Вряд ли я многое знаю про этот здешний Рейвензвуд той женщины с шелковой косынкой… Видишь ли, хоть он и может быть у тебя в устах, там ты его никак не сохранишь; посему деньги во рту не прячь. Я это хотел сказать? Мне напомнило, извините, пожалуйста, про кино, что я смотрел, с Аланом Лэддом, «Синее то или сё», пламя, или племя, или вымя, или имя, или мимо, (Мама), старый юрист с трепаными брылями залип на своей трости и пятнистых медвежьих руках, циррозных, если я верно верю, но в том Алане Лэдде я уже начал из(лагать)(обличать), радио ревело в ярком утре Л.-А. мотеля, когда квартирная хозяйка подкатила со своей шваброй-с-юбками и увидела на полу труп с накануне ночью – грю я: «На полу труп с накануне ночью». Отец мой был Пучеглаз, он курил себе трубку у порта, где восходила бумажная луна и «помни, пожалуйста, хип, сигналы, 1, 2, 3, 4, 5, помни, если, пардон, если, если, ты, будешь, или нет, или как угодно, довольно просто, хороший юрист (ты станешь лучше, мальчик, ты улучшишься) (а не надо было играть с тем перкоциклом) „с убываньем приходского времени“ „откажись от оплошки“ „опрокинь эпошки“ „вызывай естественную охрану“ „хип гип гоп оп“ „нацистская юность“ „штука в том“ „решено“ „вы попросту“ „испускать“ „немножко“ „британский“ „нюхх“ „на“ „НЮХЛЫЙ СМИТ! вот как его зовут!“»
СТ. Кхе (Кашляя в церкви)
АЛТАРНЫЙ СЛУЖКА. Тедуум те дьеум
СТ. Моно-ло-о-го-ло – (замирая вдали, словно песня в безбрежных рядах церковных скамей)
АЛТАРНЫЙ СЛУЖКА. Кирия (щелкает кадильницей)
СТ (сам кашляя) (тихим голосом). – eh weyondon, il faut saccotez dans un moment comme ça? Arrête… parlez… tu sais, bien tu sais, mon vieux, a tarra écri un let si tu larra lasse faire la pauvetit maudite comme quelle eta belle et tabarnac shi shpa capable faire ça dans l’ derrière et fré mon священник говорил сам с собой втайне и нараспевно, и нараспевниенько монотонескно ля музык la musique la belle mais arête donc il faut arrêtez un moment? и так далее сам с собой
АЛТАРНЫЙ СЛУЖКА. Экара-дуу-рьоом?
СТ (скрипя суставом). Парадуриум, этабуриумбум, бамбууумбум, этара, метараделарамареа, cest impossible de setrangler je veus dire se desetangletai бен муду кунг на туийи скеэ длинная агю она жейипеу, экри и, Франси парэ илд тсомк э файлт тна дх эльЭндлг, но эмейе то эжю —
(Говоря с палубы парохода в рупор, У. К. ФИЛДЗ: Мне кажется…)

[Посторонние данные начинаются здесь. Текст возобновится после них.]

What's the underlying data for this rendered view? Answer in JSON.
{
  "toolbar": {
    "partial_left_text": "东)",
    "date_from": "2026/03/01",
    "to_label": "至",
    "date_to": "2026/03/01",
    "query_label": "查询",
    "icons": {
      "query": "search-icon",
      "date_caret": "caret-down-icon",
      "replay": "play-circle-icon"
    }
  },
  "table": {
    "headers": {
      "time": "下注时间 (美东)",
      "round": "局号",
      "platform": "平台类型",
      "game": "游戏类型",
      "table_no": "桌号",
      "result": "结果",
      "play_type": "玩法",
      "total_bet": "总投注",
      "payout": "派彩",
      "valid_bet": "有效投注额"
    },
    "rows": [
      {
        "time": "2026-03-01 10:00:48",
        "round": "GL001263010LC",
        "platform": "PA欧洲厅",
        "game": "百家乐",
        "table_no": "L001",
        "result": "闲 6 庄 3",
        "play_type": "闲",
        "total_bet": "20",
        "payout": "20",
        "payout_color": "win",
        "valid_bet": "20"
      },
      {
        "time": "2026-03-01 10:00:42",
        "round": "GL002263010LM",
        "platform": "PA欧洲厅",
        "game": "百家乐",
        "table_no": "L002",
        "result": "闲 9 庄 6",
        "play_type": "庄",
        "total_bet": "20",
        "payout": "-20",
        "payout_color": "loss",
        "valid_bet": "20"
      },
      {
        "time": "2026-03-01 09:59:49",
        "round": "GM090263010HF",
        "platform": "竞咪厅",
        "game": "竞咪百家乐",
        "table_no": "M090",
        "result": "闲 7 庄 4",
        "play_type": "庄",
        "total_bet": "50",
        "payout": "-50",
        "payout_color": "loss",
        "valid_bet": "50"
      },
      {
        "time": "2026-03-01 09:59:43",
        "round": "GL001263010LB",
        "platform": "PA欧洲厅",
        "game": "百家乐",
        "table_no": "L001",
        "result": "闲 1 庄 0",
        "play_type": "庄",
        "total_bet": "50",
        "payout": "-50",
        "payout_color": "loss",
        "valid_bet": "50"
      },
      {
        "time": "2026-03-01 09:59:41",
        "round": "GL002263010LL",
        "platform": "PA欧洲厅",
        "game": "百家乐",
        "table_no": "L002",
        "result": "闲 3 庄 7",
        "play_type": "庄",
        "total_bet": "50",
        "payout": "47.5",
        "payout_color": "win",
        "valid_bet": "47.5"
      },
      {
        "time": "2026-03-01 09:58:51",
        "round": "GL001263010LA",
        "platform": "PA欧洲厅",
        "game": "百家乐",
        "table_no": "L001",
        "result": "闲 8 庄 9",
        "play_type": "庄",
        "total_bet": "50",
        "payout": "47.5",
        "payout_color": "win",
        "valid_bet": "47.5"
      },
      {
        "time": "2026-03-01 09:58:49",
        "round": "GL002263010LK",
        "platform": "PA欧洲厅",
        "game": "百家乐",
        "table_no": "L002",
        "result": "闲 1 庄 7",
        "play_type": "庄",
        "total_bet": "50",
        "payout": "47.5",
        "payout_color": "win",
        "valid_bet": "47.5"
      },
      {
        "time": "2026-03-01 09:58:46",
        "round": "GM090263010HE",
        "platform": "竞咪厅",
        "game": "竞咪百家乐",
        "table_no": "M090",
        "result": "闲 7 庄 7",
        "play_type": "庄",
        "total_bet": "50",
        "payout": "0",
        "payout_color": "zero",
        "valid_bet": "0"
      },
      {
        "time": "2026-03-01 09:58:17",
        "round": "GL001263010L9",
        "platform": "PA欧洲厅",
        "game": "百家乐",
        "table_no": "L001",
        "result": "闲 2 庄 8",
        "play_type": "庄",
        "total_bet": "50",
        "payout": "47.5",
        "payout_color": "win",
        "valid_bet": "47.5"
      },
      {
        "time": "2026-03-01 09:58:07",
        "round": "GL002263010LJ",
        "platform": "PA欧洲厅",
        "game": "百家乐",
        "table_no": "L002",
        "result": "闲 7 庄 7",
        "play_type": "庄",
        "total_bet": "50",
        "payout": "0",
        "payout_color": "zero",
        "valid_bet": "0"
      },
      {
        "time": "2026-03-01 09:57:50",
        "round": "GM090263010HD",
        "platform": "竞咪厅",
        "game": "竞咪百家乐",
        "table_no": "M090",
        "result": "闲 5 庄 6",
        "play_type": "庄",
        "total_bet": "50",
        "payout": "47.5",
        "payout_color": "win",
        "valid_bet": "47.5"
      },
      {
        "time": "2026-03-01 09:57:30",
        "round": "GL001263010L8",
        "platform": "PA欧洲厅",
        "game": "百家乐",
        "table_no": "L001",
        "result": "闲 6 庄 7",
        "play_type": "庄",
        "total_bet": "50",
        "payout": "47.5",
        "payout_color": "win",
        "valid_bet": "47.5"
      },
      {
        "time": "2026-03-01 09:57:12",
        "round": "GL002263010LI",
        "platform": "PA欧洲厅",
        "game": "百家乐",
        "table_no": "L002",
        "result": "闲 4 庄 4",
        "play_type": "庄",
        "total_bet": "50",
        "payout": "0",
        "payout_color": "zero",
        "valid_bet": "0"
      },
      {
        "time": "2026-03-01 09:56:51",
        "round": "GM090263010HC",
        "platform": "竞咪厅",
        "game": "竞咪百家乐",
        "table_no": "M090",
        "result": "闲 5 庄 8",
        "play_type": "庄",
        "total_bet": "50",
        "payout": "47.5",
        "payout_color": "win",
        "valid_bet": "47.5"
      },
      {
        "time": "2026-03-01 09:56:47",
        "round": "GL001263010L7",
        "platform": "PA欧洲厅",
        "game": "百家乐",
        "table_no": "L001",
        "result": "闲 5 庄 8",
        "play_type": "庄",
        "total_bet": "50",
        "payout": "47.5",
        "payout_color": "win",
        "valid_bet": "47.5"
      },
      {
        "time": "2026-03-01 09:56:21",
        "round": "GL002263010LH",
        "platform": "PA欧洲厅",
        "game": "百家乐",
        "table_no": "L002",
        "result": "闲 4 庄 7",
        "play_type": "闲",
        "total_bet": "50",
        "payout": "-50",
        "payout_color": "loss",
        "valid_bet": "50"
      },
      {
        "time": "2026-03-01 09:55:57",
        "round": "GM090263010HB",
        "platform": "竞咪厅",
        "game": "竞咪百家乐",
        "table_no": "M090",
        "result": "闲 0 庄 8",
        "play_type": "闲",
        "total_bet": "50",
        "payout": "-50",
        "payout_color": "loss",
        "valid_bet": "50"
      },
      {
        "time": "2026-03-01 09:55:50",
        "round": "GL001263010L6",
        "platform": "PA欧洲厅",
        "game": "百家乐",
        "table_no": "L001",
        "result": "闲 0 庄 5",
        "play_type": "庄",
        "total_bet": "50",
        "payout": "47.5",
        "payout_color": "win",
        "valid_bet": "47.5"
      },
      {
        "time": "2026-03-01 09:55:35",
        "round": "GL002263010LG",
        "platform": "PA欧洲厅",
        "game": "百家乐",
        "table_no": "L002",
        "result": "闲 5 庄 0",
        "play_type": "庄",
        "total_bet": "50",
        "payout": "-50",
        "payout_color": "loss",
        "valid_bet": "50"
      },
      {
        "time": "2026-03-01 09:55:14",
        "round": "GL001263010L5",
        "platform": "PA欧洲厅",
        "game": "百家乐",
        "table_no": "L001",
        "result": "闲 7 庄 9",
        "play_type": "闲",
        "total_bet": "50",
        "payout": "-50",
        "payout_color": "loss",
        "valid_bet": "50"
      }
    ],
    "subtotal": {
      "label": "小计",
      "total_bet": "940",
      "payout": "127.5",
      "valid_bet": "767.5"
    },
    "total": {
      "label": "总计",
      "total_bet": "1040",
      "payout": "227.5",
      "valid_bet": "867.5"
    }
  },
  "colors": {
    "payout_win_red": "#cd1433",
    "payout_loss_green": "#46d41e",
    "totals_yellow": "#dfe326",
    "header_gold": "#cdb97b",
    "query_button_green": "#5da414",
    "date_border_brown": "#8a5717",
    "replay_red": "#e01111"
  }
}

Переключая стопор передачи, АДЕРИАНДА. (невозмутимо на пурпурном железном огузке Коня Гражданской Войны посреди Военного Флота Аннаполиса) Цефрантус! Ей-трясинами, и вскорости эт, но тебе нужно в натуре сильно улететь, пока не подвзорвешь никакую программу, чувак, поэтому слушай меня, нет ничего лучше в большом этом ч – оп-па, вот и машинке кранты, сгущается неимоверно, Аллен Свенсон и Кристофер, и все вот это вот, ну, я къянус, я не понимаю этого дела ни в малейшей малости, хотя только что собиралась сказать, я должна сказать, эта штука утащит нас под низ, если мы с ней немедля чего-нибудь не сделаем, разве ты так не считаешь, если только по-твоему лучше бы, чтоб я вообще не лезла, либо еще, если желаешь, и я не стану тебя в этом винить ни малейшей минуты, вот в самом деле не буду, я не буду махать твоим пэром, не правда ль, дорогуша, старушка Сэлли, стала б я махать твоим пером, вот не думаю я, что необходимо повторять махать твоим пером, опять, то есть, мне отсюда с высоты видно Олимпиански, что жейипеу снова действует, и потому, следовательно, можешь возобновить свой регулярный экс-лакс. Не то чтоб я была против, (сказано крупным лесорубом, что нынче с железными рылами вокруг своего сопла весело скачет нас убить, звать его ЭНВЕР) как ныне, угу, не то чтоб я против.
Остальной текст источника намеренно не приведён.